Tercatat impor terakhir beras Japonica pada 2014 sebesar 1.079 ton atau senilai Rp 18 miliar.

oleh Maulandy Rizky Bayu Kencana diperbarui 09 Agu 2019, 12:00 WIB
Diterbitkan 09 Agu 2019, 12:00 WIB
sushi-130522b.jpg
Ilustrasi Sushi

Liputan6.com, Jakarta - Direktur Jenderal Tanaman Pangan Kementerian Pertanian (Kementan) Suwandi mengatakan, Indonesia sudah berhasil menghentikan impor beras Japonica selama kurun waktu 2015-2019. Jenis beras ini biasanya digunakan sebagai bahan baku utama pembuatan sushi.
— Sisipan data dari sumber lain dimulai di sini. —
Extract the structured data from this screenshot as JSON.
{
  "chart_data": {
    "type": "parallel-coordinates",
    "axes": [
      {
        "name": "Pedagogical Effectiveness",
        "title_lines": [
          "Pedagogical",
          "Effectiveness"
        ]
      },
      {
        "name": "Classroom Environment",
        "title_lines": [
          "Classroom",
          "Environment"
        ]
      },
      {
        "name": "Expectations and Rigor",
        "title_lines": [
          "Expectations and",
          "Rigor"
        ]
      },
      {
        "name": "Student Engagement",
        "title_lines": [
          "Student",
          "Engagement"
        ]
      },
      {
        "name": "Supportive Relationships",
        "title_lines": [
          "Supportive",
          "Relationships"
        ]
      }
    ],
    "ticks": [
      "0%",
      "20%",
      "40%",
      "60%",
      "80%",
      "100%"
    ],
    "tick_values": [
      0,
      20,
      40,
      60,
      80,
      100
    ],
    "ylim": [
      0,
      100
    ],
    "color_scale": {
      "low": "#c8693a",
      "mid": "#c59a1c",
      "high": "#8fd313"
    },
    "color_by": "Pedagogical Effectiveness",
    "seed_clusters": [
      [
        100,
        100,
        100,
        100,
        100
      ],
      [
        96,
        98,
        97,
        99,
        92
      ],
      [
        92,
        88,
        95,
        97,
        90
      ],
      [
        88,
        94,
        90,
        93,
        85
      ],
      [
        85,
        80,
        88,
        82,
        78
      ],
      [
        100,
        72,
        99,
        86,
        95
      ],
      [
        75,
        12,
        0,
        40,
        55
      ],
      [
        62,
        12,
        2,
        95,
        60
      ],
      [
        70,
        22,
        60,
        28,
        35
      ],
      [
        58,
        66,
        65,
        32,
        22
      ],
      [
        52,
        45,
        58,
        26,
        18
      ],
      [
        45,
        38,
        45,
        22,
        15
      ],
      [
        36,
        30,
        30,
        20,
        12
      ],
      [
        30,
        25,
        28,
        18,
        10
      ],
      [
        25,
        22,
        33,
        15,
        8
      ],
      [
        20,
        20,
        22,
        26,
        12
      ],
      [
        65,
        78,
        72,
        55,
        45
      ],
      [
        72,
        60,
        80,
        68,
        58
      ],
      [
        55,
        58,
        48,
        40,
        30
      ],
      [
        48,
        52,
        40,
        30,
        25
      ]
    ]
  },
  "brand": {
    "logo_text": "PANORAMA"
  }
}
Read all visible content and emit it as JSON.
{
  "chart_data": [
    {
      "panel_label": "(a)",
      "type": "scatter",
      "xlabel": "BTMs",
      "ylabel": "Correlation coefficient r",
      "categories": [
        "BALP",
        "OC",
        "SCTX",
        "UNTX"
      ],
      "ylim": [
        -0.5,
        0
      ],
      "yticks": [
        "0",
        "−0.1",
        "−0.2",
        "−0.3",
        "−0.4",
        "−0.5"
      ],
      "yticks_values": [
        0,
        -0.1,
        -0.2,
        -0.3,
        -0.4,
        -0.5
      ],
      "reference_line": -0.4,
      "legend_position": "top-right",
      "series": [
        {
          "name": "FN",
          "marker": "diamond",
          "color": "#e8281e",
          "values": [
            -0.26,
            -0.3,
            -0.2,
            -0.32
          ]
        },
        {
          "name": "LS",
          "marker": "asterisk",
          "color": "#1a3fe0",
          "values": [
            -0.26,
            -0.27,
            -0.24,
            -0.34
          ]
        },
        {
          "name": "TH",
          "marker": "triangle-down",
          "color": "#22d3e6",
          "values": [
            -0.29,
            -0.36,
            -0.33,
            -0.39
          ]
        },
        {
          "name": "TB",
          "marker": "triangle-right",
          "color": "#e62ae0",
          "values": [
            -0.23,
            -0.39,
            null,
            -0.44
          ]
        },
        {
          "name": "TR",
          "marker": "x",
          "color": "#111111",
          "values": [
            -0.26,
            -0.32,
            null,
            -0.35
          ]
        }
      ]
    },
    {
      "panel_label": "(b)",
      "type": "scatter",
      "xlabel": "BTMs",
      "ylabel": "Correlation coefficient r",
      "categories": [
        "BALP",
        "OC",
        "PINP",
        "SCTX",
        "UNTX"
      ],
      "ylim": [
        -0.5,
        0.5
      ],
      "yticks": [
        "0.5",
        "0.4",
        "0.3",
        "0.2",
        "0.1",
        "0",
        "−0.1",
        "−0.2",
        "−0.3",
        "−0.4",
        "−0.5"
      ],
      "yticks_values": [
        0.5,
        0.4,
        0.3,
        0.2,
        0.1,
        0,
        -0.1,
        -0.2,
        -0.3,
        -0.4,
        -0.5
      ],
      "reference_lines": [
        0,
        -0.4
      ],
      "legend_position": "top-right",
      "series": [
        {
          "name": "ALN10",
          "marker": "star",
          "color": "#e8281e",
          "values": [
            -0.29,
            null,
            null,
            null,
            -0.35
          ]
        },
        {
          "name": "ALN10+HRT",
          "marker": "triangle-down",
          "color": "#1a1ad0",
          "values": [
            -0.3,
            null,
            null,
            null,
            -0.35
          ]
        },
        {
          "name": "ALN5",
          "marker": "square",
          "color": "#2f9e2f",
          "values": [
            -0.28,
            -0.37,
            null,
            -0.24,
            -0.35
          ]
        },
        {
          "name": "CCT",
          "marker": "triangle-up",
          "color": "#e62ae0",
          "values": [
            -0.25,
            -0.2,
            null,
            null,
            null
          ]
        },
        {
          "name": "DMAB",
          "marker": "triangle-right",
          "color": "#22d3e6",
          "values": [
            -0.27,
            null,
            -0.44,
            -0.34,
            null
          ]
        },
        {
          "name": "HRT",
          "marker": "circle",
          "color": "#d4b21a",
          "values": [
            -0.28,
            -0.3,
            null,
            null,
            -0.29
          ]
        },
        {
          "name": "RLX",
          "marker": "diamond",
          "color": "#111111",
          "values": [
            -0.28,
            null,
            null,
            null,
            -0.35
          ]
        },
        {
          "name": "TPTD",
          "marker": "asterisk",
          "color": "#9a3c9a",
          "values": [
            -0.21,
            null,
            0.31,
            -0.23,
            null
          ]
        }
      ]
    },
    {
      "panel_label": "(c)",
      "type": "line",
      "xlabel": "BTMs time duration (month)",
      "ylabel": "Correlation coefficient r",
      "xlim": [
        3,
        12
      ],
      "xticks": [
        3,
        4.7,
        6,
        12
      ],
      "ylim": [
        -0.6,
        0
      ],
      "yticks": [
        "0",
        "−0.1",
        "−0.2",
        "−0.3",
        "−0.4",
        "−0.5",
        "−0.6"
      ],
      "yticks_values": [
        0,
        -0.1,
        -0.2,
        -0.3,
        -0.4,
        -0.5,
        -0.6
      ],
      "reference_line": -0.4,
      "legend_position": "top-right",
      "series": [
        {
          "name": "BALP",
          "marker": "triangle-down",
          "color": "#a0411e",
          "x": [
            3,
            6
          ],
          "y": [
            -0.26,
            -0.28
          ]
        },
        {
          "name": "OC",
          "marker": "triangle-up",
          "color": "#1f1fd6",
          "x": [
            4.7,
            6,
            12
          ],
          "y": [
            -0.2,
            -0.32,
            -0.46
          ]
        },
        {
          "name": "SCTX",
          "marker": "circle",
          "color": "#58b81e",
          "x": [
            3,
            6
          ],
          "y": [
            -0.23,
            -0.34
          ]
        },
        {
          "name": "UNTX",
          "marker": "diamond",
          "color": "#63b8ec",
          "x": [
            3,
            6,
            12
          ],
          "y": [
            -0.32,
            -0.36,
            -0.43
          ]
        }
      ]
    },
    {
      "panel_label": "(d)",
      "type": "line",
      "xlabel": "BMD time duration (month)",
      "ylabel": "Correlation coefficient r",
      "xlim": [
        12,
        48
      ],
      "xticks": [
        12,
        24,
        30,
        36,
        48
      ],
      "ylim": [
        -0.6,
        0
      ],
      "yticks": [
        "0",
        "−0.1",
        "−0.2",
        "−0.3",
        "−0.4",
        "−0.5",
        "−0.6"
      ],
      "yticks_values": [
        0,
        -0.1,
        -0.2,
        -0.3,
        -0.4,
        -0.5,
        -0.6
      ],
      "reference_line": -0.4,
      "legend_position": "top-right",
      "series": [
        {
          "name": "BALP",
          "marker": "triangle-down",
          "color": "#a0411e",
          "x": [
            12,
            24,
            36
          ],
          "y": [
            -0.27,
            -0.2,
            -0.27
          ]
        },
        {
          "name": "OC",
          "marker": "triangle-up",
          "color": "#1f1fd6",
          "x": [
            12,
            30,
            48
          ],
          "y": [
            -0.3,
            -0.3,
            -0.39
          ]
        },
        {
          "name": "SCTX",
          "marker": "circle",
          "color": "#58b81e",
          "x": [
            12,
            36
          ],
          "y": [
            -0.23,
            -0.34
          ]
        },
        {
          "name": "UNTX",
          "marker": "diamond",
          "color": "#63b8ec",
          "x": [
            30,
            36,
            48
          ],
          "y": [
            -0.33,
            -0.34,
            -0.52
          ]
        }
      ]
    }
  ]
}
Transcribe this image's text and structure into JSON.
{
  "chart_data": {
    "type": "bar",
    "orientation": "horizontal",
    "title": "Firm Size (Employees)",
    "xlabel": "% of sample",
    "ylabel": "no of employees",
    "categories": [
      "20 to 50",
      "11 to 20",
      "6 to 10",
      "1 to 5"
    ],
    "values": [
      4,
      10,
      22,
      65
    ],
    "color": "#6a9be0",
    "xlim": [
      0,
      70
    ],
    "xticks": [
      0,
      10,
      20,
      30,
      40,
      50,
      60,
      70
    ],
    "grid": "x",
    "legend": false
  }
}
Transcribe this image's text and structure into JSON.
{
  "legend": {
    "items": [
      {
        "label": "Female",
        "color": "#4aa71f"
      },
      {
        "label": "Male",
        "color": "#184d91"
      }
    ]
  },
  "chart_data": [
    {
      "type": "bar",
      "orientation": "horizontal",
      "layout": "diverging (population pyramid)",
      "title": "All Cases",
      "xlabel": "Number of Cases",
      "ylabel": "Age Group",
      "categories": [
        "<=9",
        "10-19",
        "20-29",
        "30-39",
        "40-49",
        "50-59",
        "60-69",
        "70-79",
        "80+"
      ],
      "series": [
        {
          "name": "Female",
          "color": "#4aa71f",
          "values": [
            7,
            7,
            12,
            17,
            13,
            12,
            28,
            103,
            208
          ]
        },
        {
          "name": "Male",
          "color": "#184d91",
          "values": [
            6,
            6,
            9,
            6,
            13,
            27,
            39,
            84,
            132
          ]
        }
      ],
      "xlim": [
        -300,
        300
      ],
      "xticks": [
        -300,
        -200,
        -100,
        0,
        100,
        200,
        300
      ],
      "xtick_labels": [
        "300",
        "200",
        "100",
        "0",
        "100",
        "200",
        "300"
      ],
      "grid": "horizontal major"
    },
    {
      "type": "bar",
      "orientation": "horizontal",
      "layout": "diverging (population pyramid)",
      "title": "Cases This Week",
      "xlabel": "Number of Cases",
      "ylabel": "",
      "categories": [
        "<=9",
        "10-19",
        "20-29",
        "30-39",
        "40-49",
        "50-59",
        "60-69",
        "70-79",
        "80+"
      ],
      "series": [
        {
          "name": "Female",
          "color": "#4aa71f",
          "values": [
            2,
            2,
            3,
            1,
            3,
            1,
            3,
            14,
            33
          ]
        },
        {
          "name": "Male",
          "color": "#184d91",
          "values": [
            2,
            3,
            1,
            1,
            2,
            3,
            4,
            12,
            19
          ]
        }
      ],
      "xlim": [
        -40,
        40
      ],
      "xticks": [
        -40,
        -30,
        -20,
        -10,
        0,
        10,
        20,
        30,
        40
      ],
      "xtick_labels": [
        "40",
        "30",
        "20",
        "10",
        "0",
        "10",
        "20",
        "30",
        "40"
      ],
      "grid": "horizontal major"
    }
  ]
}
Sebelumnya, tercatat impor terakhir beras Japonica pada 2014 sebesar 1.079 ton atau senilai Rp 18 miliar.

"Namun kini Indonesia bahkan termasuk dalam deretan penghasil beras Japonica disamping Jepang, Amerika Serikat, Prancis, Korea Selatan, dan Thailand," ujar Suwandi di Jakarta, seperti dikutip Jumat (9/8/2019).

 

Sebagai informasi, beras Japonica yang banyak tumbuh dan ditanam petani di Jepang banyak digunakan sebagai sumber pangan utama di restoran-restoran Jepang dan Korea. Jenis beras ini memiliki ciri-ciri kadar amilosa sekitar 12-15 persen, tekstur lengket, dan biasanya digunakan sebagai bahan utama pembuatan sushi.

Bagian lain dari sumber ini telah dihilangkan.